There is a growing population of young children in day care. As a result,
there is an increasing need for training educators of young children how to engage children in interactions and model appropriate
simplified sentences (Girolametto et. al, 2003). Child care providers with specialized
training in language development are more likely to create interactions that promote language learning opportunities, whereas
the providers whom are untrained tend to be more directive in their communication with the children (Doherty et al, 2000). According to Girolametto et al (2000), there is a need for childcare provider
in-service training. It is found through clinical evidence that instead of providing
responsive language, educators are taking most of the turns and not giving the children the opportunity to interact (Girolametto
et al, 2000).
Girolametto et al (2003) studied 16 early childcare educators who worked in
four different licensed day cares in Toronto. All of the participants were females with at least two years experience in the
childcare setting. The group was divided into an experimental group with eight
participants and the control group with eight participants. The study implemented
a pre-test, post-test design for both the control and experimental group. Each
participant was videotaped during interactions with four typically developing children before and after being trained in the
Hanen Program, Learning Language and Loving It.

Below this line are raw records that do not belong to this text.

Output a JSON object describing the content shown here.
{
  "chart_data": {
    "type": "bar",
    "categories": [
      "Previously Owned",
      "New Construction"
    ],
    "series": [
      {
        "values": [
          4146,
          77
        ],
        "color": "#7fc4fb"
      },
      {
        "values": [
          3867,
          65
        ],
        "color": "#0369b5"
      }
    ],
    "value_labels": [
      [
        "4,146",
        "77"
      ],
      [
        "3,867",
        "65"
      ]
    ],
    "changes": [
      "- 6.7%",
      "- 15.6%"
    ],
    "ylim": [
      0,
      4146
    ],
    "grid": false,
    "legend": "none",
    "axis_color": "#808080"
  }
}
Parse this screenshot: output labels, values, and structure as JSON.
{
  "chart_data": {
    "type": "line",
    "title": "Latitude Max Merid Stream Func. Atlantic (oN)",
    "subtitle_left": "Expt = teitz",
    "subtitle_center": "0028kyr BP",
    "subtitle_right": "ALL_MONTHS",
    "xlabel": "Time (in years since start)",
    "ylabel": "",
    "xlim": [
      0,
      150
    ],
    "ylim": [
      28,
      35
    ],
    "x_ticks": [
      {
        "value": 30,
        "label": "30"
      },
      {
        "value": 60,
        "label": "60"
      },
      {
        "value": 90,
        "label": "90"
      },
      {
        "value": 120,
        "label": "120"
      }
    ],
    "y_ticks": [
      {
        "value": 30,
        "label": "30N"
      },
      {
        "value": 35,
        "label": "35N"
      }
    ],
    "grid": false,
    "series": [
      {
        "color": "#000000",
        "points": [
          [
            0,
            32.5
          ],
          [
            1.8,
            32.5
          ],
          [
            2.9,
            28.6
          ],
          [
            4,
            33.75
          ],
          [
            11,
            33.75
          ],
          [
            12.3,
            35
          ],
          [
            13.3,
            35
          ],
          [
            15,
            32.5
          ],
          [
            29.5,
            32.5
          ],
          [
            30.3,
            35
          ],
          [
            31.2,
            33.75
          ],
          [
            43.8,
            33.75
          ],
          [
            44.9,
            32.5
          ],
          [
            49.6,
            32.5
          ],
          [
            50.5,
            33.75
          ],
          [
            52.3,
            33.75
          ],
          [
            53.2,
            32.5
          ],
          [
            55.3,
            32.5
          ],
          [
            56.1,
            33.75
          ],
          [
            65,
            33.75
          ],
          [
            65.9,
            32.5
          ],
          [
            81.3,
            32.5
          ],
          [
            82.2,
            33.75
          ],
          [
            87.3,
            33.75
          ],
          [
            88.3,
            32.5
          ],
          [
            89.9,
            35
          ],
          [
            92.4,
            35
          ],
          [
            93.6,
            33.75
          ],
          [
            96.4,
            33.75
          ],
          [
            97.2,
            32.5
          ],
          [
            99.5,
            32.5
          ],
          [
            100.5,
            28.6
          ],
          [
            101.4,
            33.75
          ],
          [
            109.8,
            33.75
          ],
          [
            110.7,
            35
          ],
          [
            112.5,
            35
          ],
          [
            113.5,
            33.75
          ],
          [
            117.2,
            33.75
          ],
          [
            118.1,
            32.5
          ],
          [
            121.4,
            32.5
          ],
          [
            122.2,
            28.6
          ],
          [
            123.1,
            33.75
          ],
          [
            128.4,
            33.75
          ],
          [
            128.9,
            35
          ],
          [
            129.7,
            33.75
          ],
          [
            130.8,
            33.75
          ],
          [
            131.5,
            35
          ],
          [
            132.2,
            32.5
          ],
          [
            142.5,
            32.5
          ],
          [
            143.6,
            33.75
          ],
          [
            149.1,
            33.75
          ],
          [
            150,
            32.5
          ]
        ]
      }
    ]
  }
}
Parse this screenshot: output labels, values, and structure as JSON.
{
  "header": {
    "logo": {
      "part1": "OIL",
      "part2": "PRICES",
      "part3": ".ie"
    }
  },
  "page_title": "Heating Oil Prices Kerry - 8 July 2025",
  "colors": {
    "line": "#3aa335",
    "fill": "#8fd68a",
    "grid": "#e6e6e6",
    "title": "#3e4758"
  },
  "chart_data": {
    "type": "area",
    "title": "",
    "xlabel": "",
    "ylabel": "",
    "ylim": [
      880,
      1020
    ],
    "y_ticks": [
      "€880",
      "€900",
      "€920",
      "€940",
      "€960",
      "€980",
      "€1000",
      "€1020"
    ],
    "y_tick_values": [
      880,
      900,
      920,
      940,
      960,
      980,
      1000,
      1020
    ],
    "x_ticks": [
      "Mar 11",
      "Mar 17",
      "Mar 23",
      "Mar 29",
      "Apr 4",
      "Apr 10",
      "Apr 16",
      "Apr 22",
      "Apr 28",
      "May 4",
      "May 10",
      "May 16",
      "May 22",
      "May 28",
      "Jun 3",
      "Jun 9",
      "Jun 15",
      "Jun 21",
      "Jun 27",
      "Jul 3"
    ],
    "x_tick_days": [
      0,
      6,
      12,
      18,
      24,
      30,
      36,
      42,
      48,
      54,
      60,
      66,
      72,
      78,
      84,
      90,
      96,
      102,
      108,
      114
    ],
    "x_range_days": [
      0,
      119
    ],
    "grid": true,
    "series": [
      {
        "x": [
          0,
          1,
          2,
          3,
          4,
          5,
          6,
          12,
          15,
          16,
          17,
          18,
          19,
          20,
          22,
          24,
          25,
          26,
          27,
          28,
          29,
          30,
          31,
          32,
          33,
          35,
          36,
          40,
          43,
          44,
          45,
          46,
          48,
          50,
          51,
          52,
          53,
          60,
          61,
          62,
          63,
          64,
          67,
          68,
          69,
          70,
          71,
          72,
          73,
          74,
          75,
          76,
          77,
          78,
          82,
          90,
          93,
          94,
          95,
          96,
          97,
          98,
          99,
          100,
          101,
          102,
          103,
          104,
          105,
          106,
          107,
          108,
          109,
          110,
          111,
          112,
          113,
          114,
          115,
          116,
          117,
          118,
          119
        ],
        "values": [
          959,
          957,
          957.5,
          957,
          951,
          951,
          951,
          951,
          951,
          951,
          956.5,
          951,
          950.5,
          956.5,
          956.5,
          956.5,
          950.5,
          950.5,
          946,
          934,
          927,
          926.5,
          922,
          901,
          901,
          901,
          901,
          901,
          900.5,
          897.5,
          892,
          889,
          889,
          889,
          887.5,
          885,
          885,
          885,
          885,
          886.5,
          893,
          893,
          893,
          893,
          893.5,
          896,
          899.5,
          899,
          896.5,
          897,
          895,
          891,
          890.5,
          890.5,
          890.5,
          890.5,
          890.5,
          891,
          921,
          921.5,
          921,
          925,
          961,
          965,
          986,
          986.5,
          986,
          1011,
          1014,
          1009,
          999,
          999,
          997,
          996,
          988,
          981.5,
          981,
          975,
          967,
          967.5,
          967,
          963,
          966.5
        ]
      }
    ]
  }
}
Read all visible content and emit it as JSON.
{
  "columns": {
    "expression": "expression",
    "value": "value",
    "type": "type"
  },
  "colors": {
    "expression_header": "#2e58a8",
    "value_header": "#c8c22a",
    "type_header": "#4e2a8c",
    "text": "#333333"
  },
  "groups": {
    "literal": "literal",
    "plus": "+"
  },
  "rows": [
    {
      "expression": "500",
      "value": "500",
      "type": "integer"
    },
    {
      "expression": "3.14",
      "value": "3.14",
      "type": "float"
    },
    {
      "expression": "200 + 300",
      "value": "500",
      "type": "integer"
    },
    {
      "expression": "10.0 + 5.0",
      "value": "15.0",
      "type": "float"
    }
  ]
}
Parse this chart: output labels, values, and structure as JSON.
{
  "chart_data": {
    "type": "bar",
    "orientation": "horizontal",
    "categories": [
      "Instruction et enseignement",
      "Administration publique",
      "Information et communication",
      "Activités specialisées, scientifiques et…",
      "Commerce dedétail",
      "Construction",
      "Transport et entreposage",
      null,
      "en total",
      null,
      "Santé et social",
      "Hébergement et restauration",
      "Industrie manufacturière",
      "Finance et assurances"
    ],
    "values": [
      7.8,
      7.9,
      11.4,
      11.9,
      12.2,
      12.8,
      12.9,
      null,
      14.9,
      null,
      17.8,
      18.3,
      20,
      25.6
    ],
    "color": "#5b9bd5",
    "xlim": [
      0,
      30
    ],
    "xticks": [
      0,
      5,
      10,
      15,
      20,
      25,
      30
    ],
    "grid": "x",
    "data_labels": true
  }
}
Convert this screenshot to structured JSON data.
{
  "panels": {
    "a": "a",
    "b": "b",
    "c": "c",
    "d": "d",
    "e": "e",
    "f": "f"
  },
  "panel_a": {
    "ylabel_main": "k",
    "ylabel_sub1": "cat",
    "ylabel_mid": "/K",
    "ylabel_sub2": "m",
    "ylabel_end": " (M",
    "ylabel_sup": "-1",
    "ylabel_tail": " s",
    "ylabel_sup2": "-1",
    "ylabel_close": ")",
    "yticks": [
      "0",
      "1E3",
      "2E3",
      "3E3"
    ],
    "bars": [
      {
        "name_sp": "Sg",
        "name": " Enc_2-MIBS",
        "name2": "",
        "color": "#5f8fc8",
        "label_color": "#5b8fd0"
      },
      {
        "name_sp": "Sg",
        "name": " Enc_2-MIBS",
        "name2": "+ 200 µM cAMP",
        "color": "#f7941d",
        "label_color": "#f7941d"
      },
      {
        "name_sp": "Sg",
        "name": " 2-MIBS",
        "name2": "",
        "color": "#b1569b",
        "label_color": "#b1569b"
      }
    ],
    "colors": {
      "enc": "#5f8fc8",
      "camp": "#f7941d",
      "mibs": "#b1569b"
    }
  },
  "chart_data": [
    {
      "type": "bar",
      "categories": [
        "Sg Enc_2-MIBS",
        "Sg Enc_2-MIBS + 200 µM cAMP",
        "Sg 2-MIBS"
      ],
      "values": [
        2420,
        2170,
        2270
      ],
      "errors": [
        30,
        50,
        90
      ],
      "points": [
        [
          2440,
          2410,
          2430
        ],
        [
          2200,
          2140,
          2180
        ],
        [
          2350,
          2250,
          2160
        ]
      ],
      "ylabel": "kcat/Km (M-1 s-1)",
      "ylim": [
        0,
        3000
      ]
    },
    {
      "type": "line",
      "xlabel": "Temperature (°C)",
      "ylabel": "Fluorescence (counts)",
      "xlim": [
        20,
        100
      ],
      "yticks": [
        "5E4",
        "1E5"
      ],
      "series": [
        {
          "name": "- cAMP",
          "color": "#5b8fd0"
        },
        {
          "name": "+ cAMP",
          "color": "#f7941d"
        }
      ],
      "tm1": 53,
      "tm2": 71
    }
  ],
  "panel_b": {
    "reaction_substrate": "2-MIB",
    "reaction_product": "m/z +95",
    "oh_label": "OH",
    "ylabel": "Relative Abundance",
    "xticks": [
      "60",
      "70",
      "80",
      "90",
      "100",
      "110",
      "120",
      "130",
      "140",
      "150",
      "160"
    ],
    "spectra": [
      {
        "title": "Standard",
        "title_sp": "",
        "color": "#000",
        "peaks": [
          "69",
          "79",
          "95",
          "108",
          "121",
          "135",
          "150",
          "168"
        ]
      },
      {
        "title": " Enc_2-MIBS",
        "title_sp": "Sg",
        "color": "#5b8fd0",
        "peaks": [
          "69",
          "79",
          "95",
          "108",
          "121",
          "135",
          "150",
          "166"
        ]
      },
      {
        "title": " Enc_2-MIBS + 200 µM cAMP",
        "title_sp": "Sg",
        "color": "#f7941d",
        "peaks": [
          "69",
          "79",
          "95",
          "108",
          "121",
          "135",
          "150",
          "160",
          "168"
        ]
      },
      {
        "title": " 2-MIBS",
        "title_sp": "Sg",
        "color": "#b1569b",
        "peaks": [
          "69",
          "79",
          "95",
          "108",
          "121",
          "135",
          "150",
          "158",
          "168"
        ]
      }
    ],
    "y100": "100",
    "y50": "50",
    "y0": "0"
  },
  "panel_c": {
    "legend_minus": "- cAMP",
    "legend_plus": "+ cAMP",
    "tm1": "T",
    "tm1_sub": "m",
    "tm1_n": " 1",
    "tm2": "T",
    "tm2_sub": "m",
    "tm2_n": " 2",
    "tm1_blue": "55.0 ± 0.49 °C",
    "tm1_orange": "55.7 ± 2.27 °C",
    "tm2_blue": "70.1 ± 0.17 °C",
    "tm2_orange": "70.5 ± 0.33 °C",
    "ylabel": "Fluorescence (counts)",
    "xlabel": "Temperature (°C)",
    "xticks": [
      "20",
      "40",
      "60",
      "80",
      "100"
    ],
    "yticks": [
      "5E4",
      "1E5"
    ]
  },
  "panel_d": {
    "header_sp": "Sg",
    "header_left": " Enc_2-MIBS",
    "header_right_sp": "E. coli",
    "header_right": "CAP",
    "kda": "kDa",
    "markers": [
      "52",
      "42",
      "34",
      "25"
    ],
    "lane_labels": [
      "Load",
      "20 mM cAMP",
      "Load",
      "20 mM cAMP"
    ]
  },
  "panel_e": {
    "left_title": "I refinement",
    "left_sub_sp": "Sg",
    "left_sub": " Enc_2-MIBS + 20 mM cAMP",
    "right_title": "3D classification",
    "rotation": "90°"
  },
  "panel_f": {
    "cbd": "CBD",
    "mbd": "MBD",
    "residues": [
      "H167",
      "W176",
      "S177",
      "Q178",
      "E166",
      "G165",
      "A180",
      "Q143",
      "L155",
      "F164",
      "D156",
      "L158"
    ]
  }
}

The training was divided into a 14-week program with 14 sessions. Results
indicated that the early childcare educators in the experimental group were able to provide more language stimulation and
turn-taking, increased verbal communication, and more child-initiated interactions than the control group. The experimental group was able to maintain these facilitative techniques over the nine-month follow-up
period without any additional assistance (Girolametto et al., 2003). The results of this study suggest that the context of
the interaction plays a large part in the childs language development. Despite
the positive outcomes, limitations of the study must be noted. All childcare
providers in the study had formal education and only worked with a restricted number of children. Childcare providers with larger groups of children and less formal education may not reflect the same gains. Also, more research is needed with larger, more varied cultural groups. This first study of Learning Language and Loving It showed favorable
outcomes, but more replication studies are needed in the future.
According to Bohannon & Bonvillian (1997) children with increased verbal
interactions have more opportunity for language growth due to more practice in producing different language forms and receive
response on their communicative attempts.